In the tumor cell, Tc-MIBI binds to the cytosol, as in the myocardium;19, 20 Tc-MIBI is cationic and lipophilic. The mitochondrial/plasma membrane potentials and cellular mitochondrial content of tumor cells can all play significant roles in tumor uptake of this agent. The uptake may also be influenced by an indirect phenomenon, such as increased tumor blood flow or capillary permeability.19, 20 In the current study, false negative results of Tc-MIBI SPECT in three patients with recurrent or residual NPC could be attributed to the small diameters (< 9 mm) of the lesions in relation to the resolution of the camera and partial volume effects. In addition, significant scatter effects from physiologic but intense Tc-MIBI uptake of the salivary glands may also decrease the sensitivity of Tc-MIBI SPECT for detecting recurrent or residual NPC (Figs. 1–3). In the current study, the sole case of a false positive Tc-MIBI SPECT finding was probably due to the accumulation of Tc-MIBI in an inflammatory lesion.21 In addition, we found that determining the precise location and the relationship between the recurrent or residual NPC and the surrounding structures is difficult using Tc-MIBI SPECT alone (Figs. 1–3). Therefore, a combination of anatomic imaging, such as CT with Tc-MIBI SPECT, is necessary to ascertain the location of recurrent or residual NPC.

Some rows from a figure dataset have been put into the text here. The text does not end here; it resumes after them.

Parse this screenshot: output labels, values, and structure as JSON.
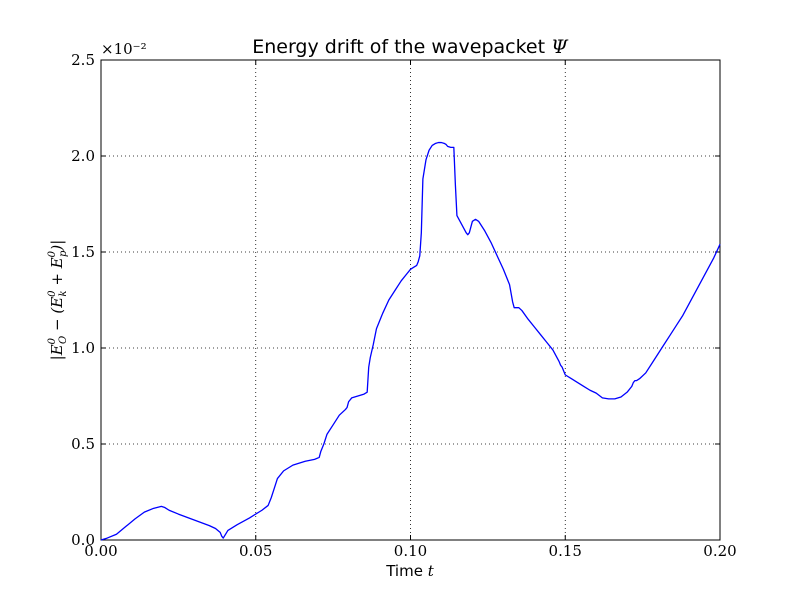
{
  "chart_data": {
    "type": "line",
    "title_text": "Energy drift of the wavepacket ",
    "title_symbol": "Ψ",
    "xlabel_text": "Time ",
    "xlabel_symbol": "t",
    "ylabel": "|E_O^0 − (E_k^0 + E_p^0)|",
    "ylabel_parts": {
      "bar_open": "|",
      "E": "E",
      "sup0": "0",
      "subO": "O",
      "minus": " − (",
      "subk": "k",
      "plus": " + ",
      "subp": "p",
      "close": ")|"
    },
    "y_scale_factor": "×10⁻²",
    "xlim": [
      0.0,
      0.2
    ],
    "ylim": [
      0.0,
      2.5
    ],
    "xticks": [
      0.0,
      0.05,
      0.1,
      0.15,
      0.2
    ],
    "xtick_labels": [
      "0.00",
      "0.05",
      "0.10",
      "0.15",
      "0.20"
    ],
    "yticks": [
      0.0,
      0.5,
      1.0,
      1.5,
      2.0,
      2.5
    ],
    "ytick_labels": [
      "0.0",
      "0.5",
      "1.0",
      "1.5",
      "2.0",
      "2.5"
    ],
    "grid": true,
    "series": [
      {
        "color": "#0000ff",
        "x": [
          0.0,
          0.002,
          0.005,
          0.008,
          0.011,
          0.014,
          0.017,
          0.0195,
          0.0205,
          0.022,
          0.025,
          0.03,
          0.035,
          0.037,
          0.0385,
          0.039,
          0.0395,
          0.041,
          0.044,
          0.048,
          0.052,
          0.054,
          0.055,
          0.056,
          0.057,
          0.059,
          0.062,
          0.066,
          0.069,
          0.0705,
          0.071,
          0.072,
          0.073,
          0.075,
          0.077,
          0.079,
          0.0795,
          0.08,
          0.081,
          0.083,
          0.085,
          0.086,
          0.0865,
          0.087,
          0.088,
          0.089,
          0.091,
          0.093,
          0.095,
          0.097,
          0.099,
          0.1,
          0.101,
          0.102,
          0.1025,
          0.103,
          0.1035,
          0.104,
          0.105,
          0.106,
          0.107,
          0.108,
          0.109,
          0.11,
          0.111,
          0.1115,
          0.112,
          0.113,
          0.114,
          0.1145,
          0.115,
          0.117,
          0.118,
          0.1185,
          0.119,
          0.1195,
          0.12,
          0.121,
          0.122,
          0.124,
          0.126,
          0.128,
          0.13,
          0.132,
          0.133,
          0.1335,
          0.134,
          0.1345,
          0.135,
          0.136,
          0.138,
          0.14,
          0.142,
          0.144,
          0.146,
          0.147,
          0.148,
          0.1485,
          0.149,
          0.15,
          0.152,
          0.154,
          0.156,
          0.158,
          0.16,
          0.162,
          0.164,
          0.166,
          0.168,
          0.17,
          0.1715,
          0.172,
          0.1725,
          0.173,
          0.174,
          0.176,
          0.178,
          0.18,
          0.182,
          0.184,
          0.186,
          0.188,
          0.19,
          0.192,
          0.194,
          0.196,
          0.198,
          0.2
        ],
        "values": [
          0.0,
          0.01,
          0.03,
          0.07,
          0.11,
          0.145,
          0.165,
          0.175,
          0.17,
          0.155,
          0.135,
          0.105,
          0.075,
          0.06,
          0.04,
          0.02,
          0.01,
          0.05,
          0.08,
          0.115,
          0.155,
          0.18,
          0.22,
          0.27,
          0.32,
          0.36,
          0.39,
          0.41,
          0.42,
          0.43,
          0.46,
          0.5,
          0.55,
          0.6,
          0.65,
          0.68,
          0.69,
          0.72,
          0.74,
          0.75,
          0.76,
          0.77,
          0.9,
          0.95,
          1.02,
          1.1,
          1.18,
          1.25,
          1.3,
          1.35,
          1.39,
          1.41,
          1.42,
          1.43,
          1.45,
          1.48,
          1.6,
          1.88,
          1.98,
          2.03,
          2.055,
          2.065,
          2.07,
          2.07,
          2.065,
          2.06,
          2.05,
          2.045,
          2.045,
          1.85,
          1.69,
          1.63,
          1.6,
          1.59,
          1.6,
          1.63,
          1.66,
          1.67,
          1.66,
          1.61,
          1.55,
          1.48,
          1.41,
          1.33,
          1.24,
          1.21,
          1.21,
          1.21,
          1.21,
          1.195,
          1.15,
          1.11,
          1.07,
          1.03,
          0.99,
          0.96,
          0.93,
          0.91,
          0.9,
          0.86,
          0.84,
          0.82,
          0.8,
          0.78,
          0.765,
          0.74,
          0.735,
          0.735,
          0.745,
          0.77,
          0.8,
          0.82,
          0.83,
          0.83,
          0.84,
          0.87,
          0.92,
          0.97,
          1.02,
          1.07,
          1.12,
          1.17,
          1.23,
          1.29,
          1.35,
          1.41,
          1.47,
          1.54
        ]
      }
    ]
  }
}
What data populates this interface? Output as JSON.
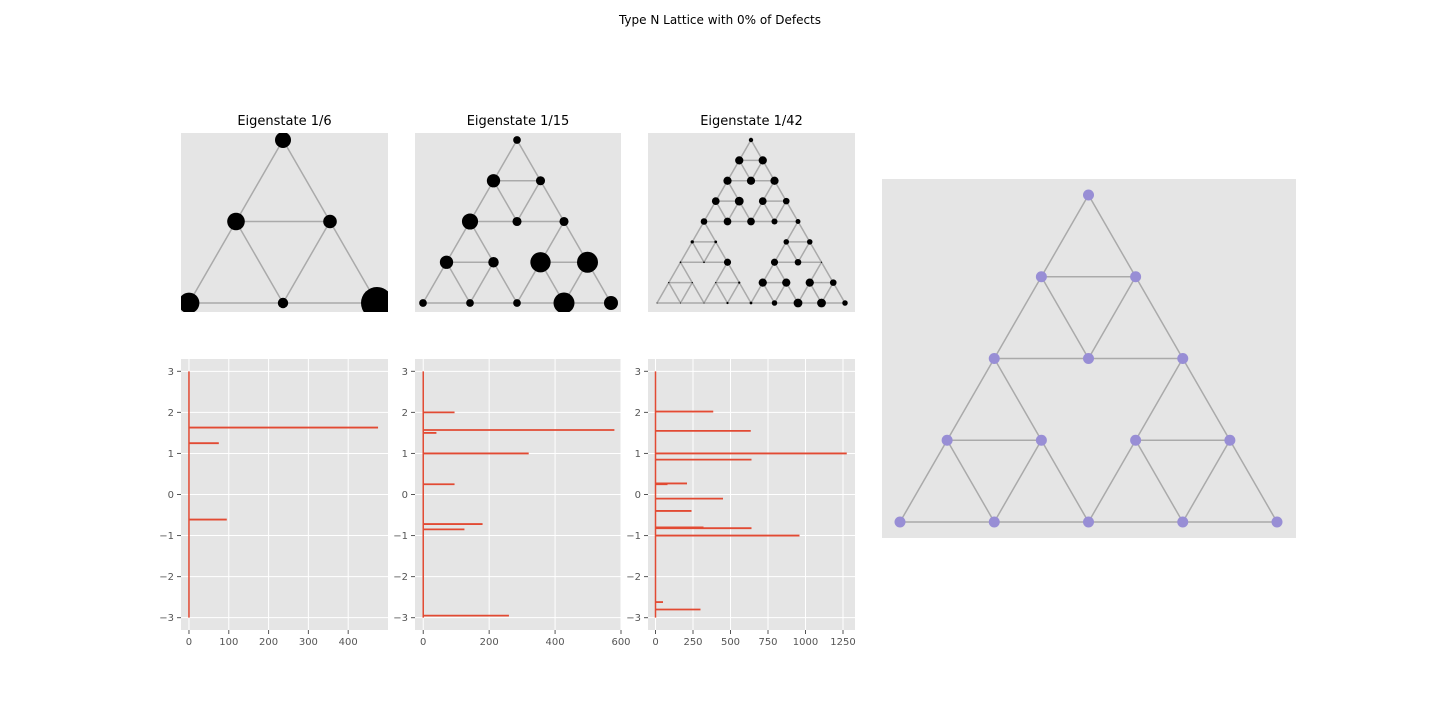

For distinguishing recurrent or residual NPC (increased radioactivity) from fibrosis or scar tissue (reduced radioactivity) in irradiated fields with distortion of normal architecture, FDG-PET is definitely superior to CT.4, 5 In the current study, very good results were obtained from visual interpretation with sensitivity of 100%, specificity of 96%, and accuracy of 97%. However, some clinical22, 23 and laboratory studies24 have shown increased FDG uptake in inflammatory tissues. In the current study, one case showed accumulated FDG in benign and inflammatory tissues. However, FDG-PET correctly diagnosed all nine cases with incongruent findings between CT and Tc-MIBI SPECT. Because both primary NPC and neighboring metastatic lymph nodes have similar high FDG uptakes, and due to a lack of FDG uptake, no normally anatomic landmarks could be seen on FDG-PET images as references; we do not think that FDG-PET can differentiate primary NPC and neighboring metastatic lymph nodes.4, 25
We conclude that FDG-PET is the best tool to detect recurrent or residual NPC among the three imaging modalities. However, the combined use of CT and Tc-MIBI SPECT could reach the same sensitivity, specificity, and accuracy as FDG-PET. Because of the high cost and lack of availability, FDG-PET should be considered only when incongruent results exist between CT and Tc-MIBI SPECT for differentiating benign lesions and recurrent or residual NPC.